Parmi les nombreux opéras programmés cet été, la reprise de Così fan tutte marque l’aboutissement d’un projet né pendant le covid. On s’en souvient, la production avait été montée à la hâte durant l’été 2020, en pleine pandémie. Afin de respecter les restrictions sanitaires et éviter les entractes, le spectacle avait été condensé à l’extrême, pour durer moins de deux heures, et avait été amputé de plusieurs airs. Malgré les coupes, il avait été salué comme une véritable prouesse théâtrale et humaine, Salzbourg ayant été cette année‑là un des seuls festivals à avoir eu lieu. Public et critique avaient salué la capacité du metteur en scène, Christof Loy, à faire naître une immense émotion avec un strict minimum de moyens logistiques. La production avait ensuite été reprise l’année suivante, telle qu’elle avait été pensée au départ. Elle est présentée pour la première fois cet été dans sa version intégrale, sans les coupures sanitaires imposées par le passé. La distribution vocale est la même qu’à l’origine (à l’exception de la Dorabella de Victoria Karkacheva, qui remplace Marianne Crebassa), de même que la direction musicale.

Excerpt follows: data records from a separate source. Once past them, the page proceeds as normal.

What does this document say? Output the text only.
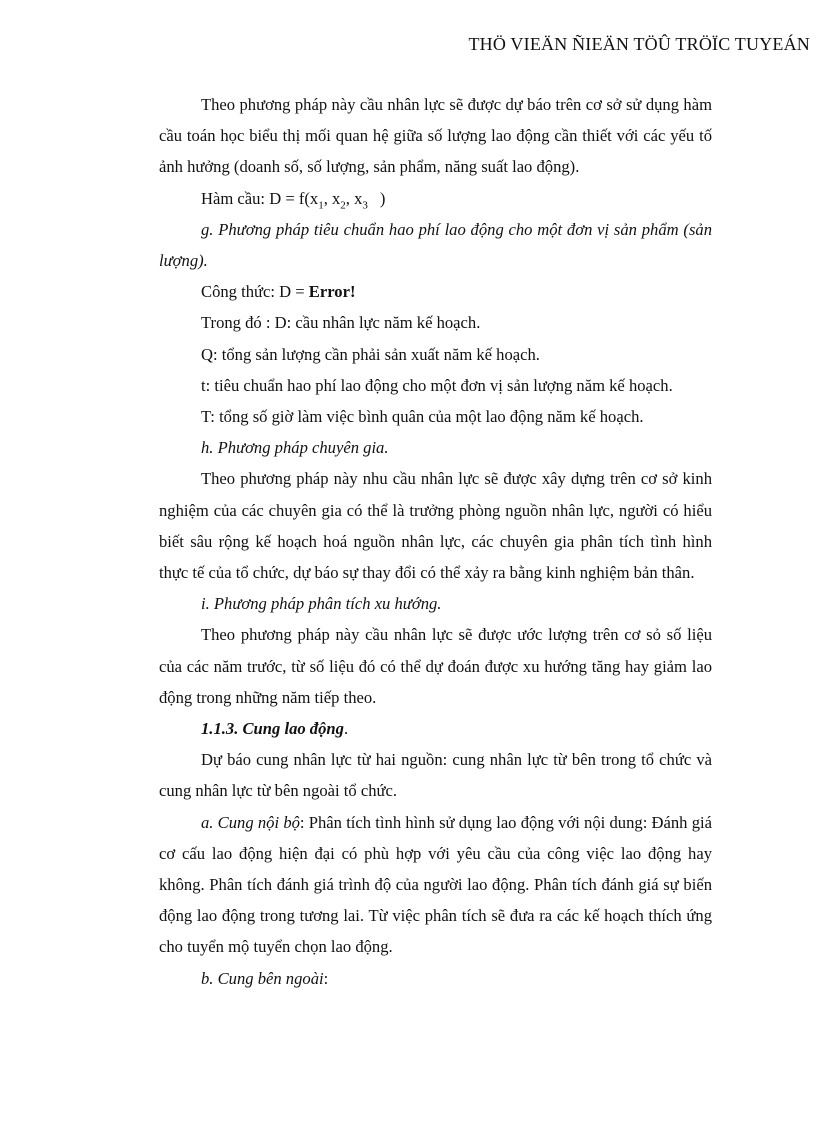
THÖ VIEÄN ÑIEÄN TÖÛ TRÖÏC TUYEÁN

Theo phương pháp này cầu nhân lực sẽ được dự báo trên cơ sở sử dụng hàm cầu toán học biểu thị mối quan hệ giữa số lượng lao động cần thiết với các yếu tố ảnh hưởng (doanh số, số lượng, sản phẩm, năng suất lao động).

Hàm cầu: $D = f(x_1$, $x_2$, $x_3$ )

g. Phương pháp tiêu chuẩn hao phí lao động cho một đơn vị sản phẩm (sản lượng).

Công thức: D = Error!

Trong đó : D: cầu nhân lực năm kế hoạch.

Q: tổng sản lượng cần phải sản xuất năm kế hoạch.

t: tiêu chuẩn hao phí lao động cho một đơn vị sản lượng năm kế hoạch.

T: tổng số giờ làm việc bình quân của một lao động năm kế hoạch.

h. Phương pháp chuyên gia.

Theo phương pháp này nhu cầu nhân lực sẽ được xây dựng trên cơ sở kinh nghiệm của các chuyên gia có thể là trưởng phòng nguồn nhân lực, người có hiểu biết sâu rộng kế hoạch hoá nguồn nhân lực, các chuyên gia phân tích tình hình thực tế của tổ chức, dự báo sự thay đổi có thể xảy ra bằng kinh nghiệm bản thân.

i. Phương pháp phân tích xu hướng.

Theo phương pháp này cầu nhân lực sẽ được ước lượng trên cơ sỏ số liệu của các năm trước, từ số liệu đó có thể dự đoán được xu hướng tăng hay giảm lao động trong những năm tiếp theo.

1.1.3. Cung lao động.

Dự báo cung nhân lực từ hai nguồn: cung nhân lực từ bên trong tổ chức và cung nhân lực từ bên ngoài tổ chức.

a. Cung nội bộ: Phân tích tình hình sử dụng lao động với nội dung: Đánh giá cơ cấu lao động hiện đại có phù hợp với yêu cầu của công việc lao động hay không. Phân tích đánh giá trình độ của người lao động. Phân tích đánh giá sự biến động lao động trong tương lai. Từ việc phân tích sẽ đưa ra các kế hoạch thích ứng cho tuyển mộ tuyển chọn lao động.

b. Cung bên ngoài:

Christof Loy a opté pour un dépouillement scénique total. L’immense plateau est vide, habillé d’un simple mur blanc percé de deux portes, ce qui permet de se concentrer sur les mouvements et les mimiques des personnages, pour en découvrir leur vérité psychologique. Au second acte, les deux parois qui forment le mur se séparent pour laisser apparaître un arbre majestueux. Le metteur en scène refuse de traiter l’œuvre comme une simple comédie de travestissement ou un pari cynique, transformant l’ouvrage en un laboratoire des sentiments moderne et intemporel. La mise en scène donne un pouvoir décisionnel clair aux deux sœurs ; le choix du changement de partenaire est traité de manière consciente et assumée par les femmes. Le dénouement refuse le faux happy end traditionnel, les personnages terminant l’aventure plus mûrs, mais profondément blessés par leurs découvertes affectives. On ne s’ennuie pas une seule seconde, tant les interactions entre les six solistes sont captivantes de bout en bout.


A la tête du Philharmonique de Vienne, Joana Mallwitz offre une lecture d’une précision chirurgicale et d’une rigueur stylistique indéniable. Ce qui ne manque cependant pas de frapper, c’est qu’elle donne toutes les entrées, alors que les musiciens doivent sûrement connaître leur Mozart sur le bout des doigts. Ce faisant, elle ne laisse pas la musique suffisamment respirer. Plutôt que de se soucier de chaque détail, elle devrait se préoccuper davantage de l’architecture d’ensemble. La distribution vocale est parfaitement soudée et homogène, d’un très haut niveau. Dans le rôle de Don Alfonso, Johannes Martin Kränzle n’incarne pas le vieux cynique classique, mais un homme usé, nerveux et blessé par la vie ; il livre une performance théâtrale magistrale. Mozartienne éprouvée, Elsa Dreisig offre, en Fiordiligi, un « Come scoglio » impressionnant de virtuosité mais marque surtout les esprits par l’intensité dramatique de son second grand air, peut‑être le moment fort de la soirée. Voix puissante, chaude et corsée, Victoria Karkacheva incarne une Dorabella sensuelle et enjouée. La Despina de Lea Desandre est une soubrette moderne et désinvolte, scéniquement irrésistible. Le Ferrando de Bogdan Volkov émeut par son jeu théâtral dans la détresse et la vulnérabilité, mais souffre d’un timbre manquant quelque peu de projection et de chaleur. Andrè Schuen propose une prestation puissante, charismatique et vocalement impressionnante dans le rôle de Guglielmo, grâce à son chant tout en subtilité et à sa forte présence physique. Bref, un Così fan tutte passionnant à tous points de vue.